In a victory for Home Care employers, the U.S. District Court for the District of Columbia issued consecutive decisions which struck down two regulations issued by the U.S. Department of Labor ("USDOL") that would have eviscerated the "companionship exemption" contained in the Fair Labor Standards Act ("FLSA").
The two USDOL regulations enacted in late 2013 were prevented from taking effect, as scheduled, on January 1, 2015, by two related decisions on December 22, 2014 and January 14, 2015, which vacated both regulations on the ground that they "conflicted with the [FLSA] statute itself." Each of the two challenged regulations would have imposed greater overtime obligations on Home Care employers, by sharply reducing the reach of the FLSA "companionship exemption," which, for 40 years, had excluded most Home Care work from federal overtime laws.
Specifically, the exemption excludes from federal minimum wage and overtime obligations companionship and live-in "services which provide fellowship, care and protection to a person who, because of advanced age or physical or mental infirmity, cannot care for his or her own needs," unless the work is performed by a Registered Nurse or similarly trained professional.
In the first of the two decisions, the District Court struck down a USDOL regulation that would have eliminated the companionship exemption unless the Home Care worker is employed directly by the patient or household itself, rather than by an Agency. Since the vast majority of Home Care workers are employed by Home Care Agencies, this new regulation would have had sweeping impact, had it taken effect. In striking down the regulation, the Court held that "Congress intended the exemption to apply to all employers who provide companionship and live-in domestic services. . . ." It curtly rejected the new regulation as contrary to the statute, noting that "Congress surely did not delegate to the [USDOL] here the authority to issue a regulation that transforms defining statutory terms . . . based on who cuts a check, rather than what work is being performed."
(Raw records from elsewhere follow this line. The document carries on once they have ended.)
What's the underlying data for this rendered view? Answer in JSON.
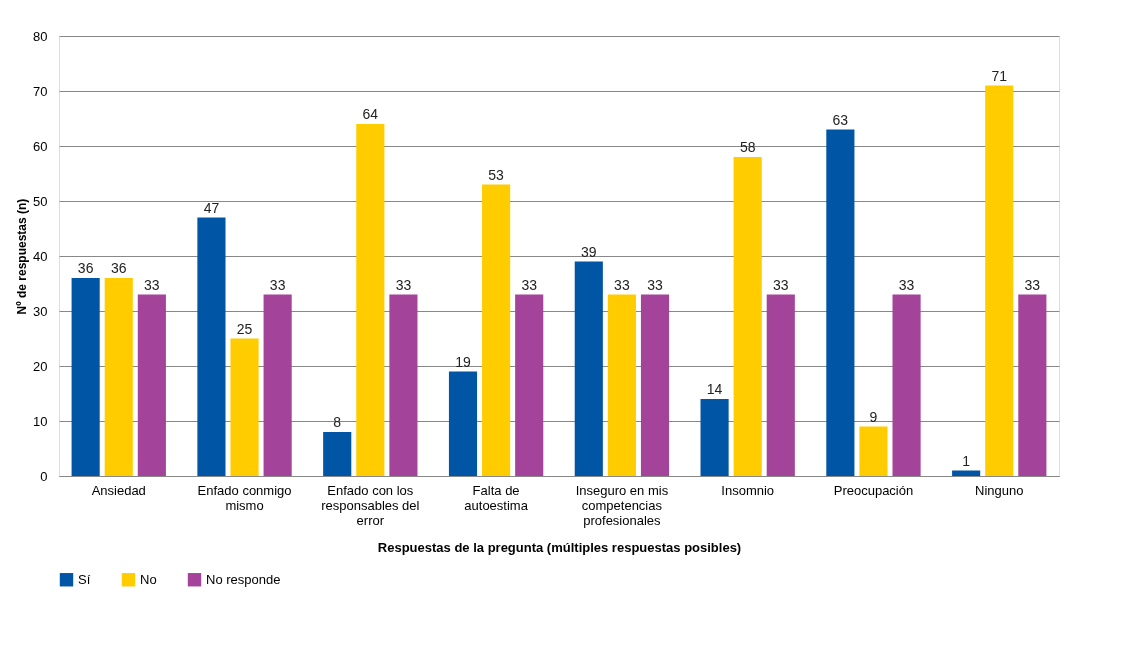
{
  "chart_data": {
    "type": "bar",
    "xlabel": "Respuestas de la pregunta (múltiples respuestas posibles)",
    "ylabel": "Nº de respuestas (n)",
    "categories": [
      "Ansiedad",
      "Enfado conmigo mismo",
      "Enfado con los responsables del error",
      "Falta de autoestima",
      "Inseguro en mis competencias profesionales",
      "Insomnio",
      "Preocupación",
      "Ninguno"
    ],
    "series": [
      {
        "name": "Sí",
        "color": "#0055a5",
        "values": [
          36,
          47,
          8,
          19,
          39,
          14,
          63,
          1
        ]
      },
      {
        "name": "No",
        "color": "#ffcc00",
        "values": [
          36,
          25,
          64,
          53,
          33,
          58,
          9,
          71
        ]
      },
      {
        "name": "No responde",
        "color": "#a3449a",
        "values": [
          33,
          33,
          33,
          33,
          33,
          33,
          33,
          33
        ]
      }
    ],
    "ylim": [
      0,
      80
    ],
    "yticks": [
      0,
      10,
      20,
      30,
      40,
      50,
      60,
      70,
      80
    ],
    "grid": "y",
    "legend": "bottom",
    "data_labels": true
  }
}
Shortly thereafter, on January 14, 2015, the Court addressed a second USDOL regulation which redefined – and significantly narrowed – the type of work that would be covered under the companionship exemption, restricting it to only those companions who provide "care" or assist with "activities of daily living" during less than 20% of their total hours. Since Home Care is routinely intended to provide significant assistance with activities of daily living (such as driving, meal preparation, dressing, feeding and bathing), this regulation virtually eliminated the companionship exemption. The Court rejected the regulation on the ground that it contradicts the FLSA itself. The statutory exemption refers to "care" and services for the elderly and disabled "who are unable to care for themselves." The Court determined that the USDOL regulation would "write out of the exemption the very ‘care’ the elderly and disabled need . . . ." In a closing flourish, the Court scolded the USDOL for usurping Congressional authority:
"Redefining a 40-year-old exemption out of existence may be satisfyingly efficient to the Department of Labor, but it strikes at the heart of the balance of power our Founding Fathers intended to rest in the hands of those who must face the electorate on a regular basis."
Taken together, the two decisions wholly restore the previously-existing companionship and live-in exemptions from federal minimum wage and overtime laws. An appeal to a higher federal court may well follow, so the two decisions may not be the final word on the USDOL Regulations. It remains prudent to continue to follow this issue closely for further development, and to consult counsel if needed.
In addition, Home Care Agencies in New York should take note that, even in the absence of the applicability of federal minimum wage and overtime laws, New York law requires that home care employees be paid a minimum wage of $8.75 per hour, and requires that hours over 40 in a work week be paid at 1½ times the State minimum wage (i.e., $13.125 per hour) rather than 1½ times the employee’s regular rate.